The R&R factory, based in Leeming Bar, North Yorkshire, is the UK’s largest producer of own label ice cream as well as top brands such as Nestlé’s Fab, Rowntrees’ Fruit Pastille lollies, Cadbury’s Dairy Milk chocolate sticks, Oreo ice cream and Yoomoo frozen yogurt, and now what’s left over from the production of these sweet treats will help power local homes.

So how does it work?

The transformation process resembles the human body burning calories, and like our bodies different flavours of our favourite frozen dessert amount to different levels of energy.

It transpired that chocolate ice cream provides 10% more energy than vanilla, and 20% more energy than strawberry. And if you were to add a chocolate flake to the mix it could boost the energy efficiency by 20% – adding a new significance to the renowned 99!

Estelle Brachlianoff, Senior Executive Vice President, Veolia UK & Ireland states: “This summer will see the UK’s energy mix take on a new flavour, and a delicious one at that. And even better, now there’s less reason to feel guilty about that extra mouthful of ice cream because, rest assured, none of production by-product is going to waste, as we are busy creating renewable energy with it. It’s innovation like this that is needed to ensure the UK meets the Government’s 2020 targets, and something we’re hoping to build on.”

This project is a prime example of using creative thinking to turn waste into green energy.

Mike Dunn, Director of Iona Capital, adds: “Green infrastructure has the Government’s backing and it is an area that we are seeing more and more investors taking an interest in. This is especially true with local authority and public sector pension funds who want to show their members they are investing responsibly.”

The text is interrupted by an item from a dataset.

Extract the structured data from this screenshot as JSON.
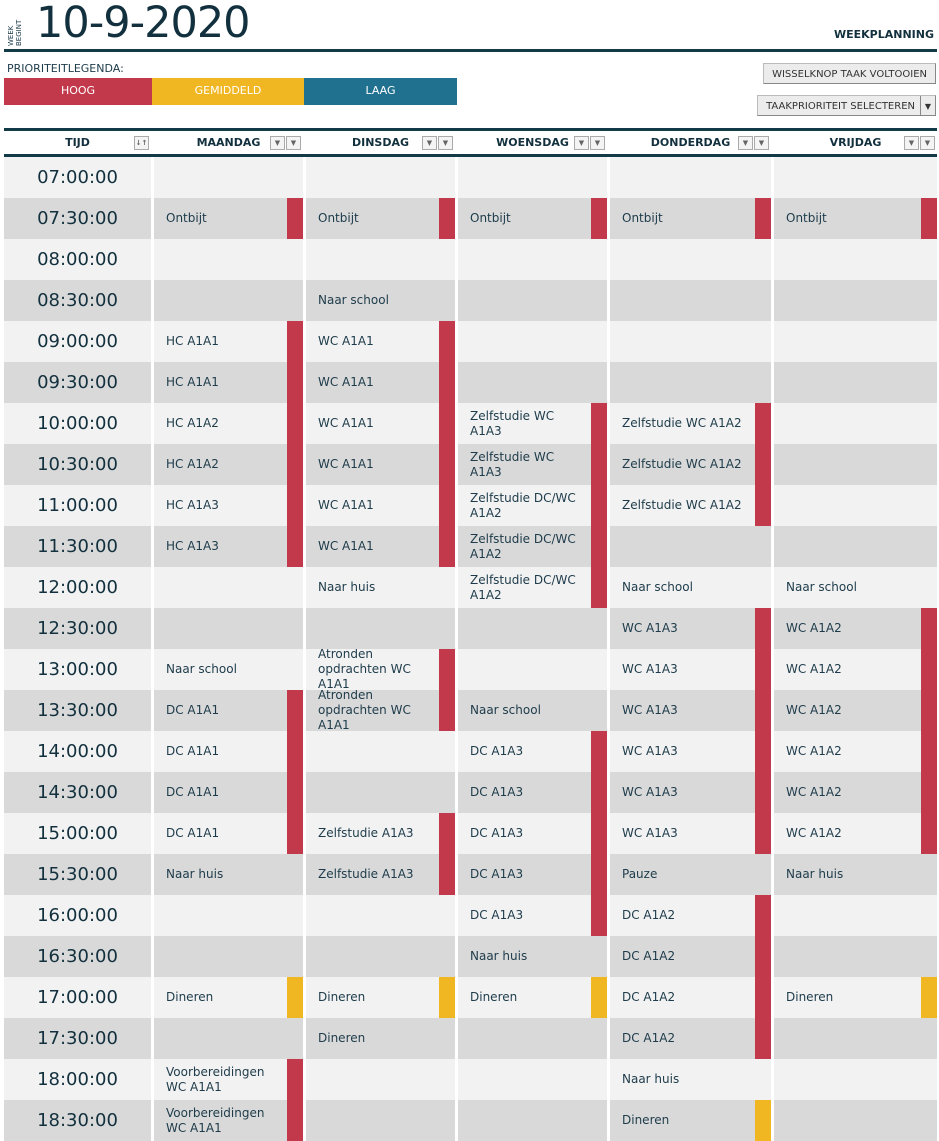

The raw material that goes into this facility would otherwise be discarded and sent to landfill, now it is now only avoiding landfill but the by-product that is leftover at the end of the AD process is a nutrient rich fertiliser that can be distributed to farms to improve crop production.

The facility, which is one of the largest gas-to-grid energy plants in the UK, is now fully functional, and will contribute to the Government’s target for 20% of the UK’s energy generation to come from green energy by 2020.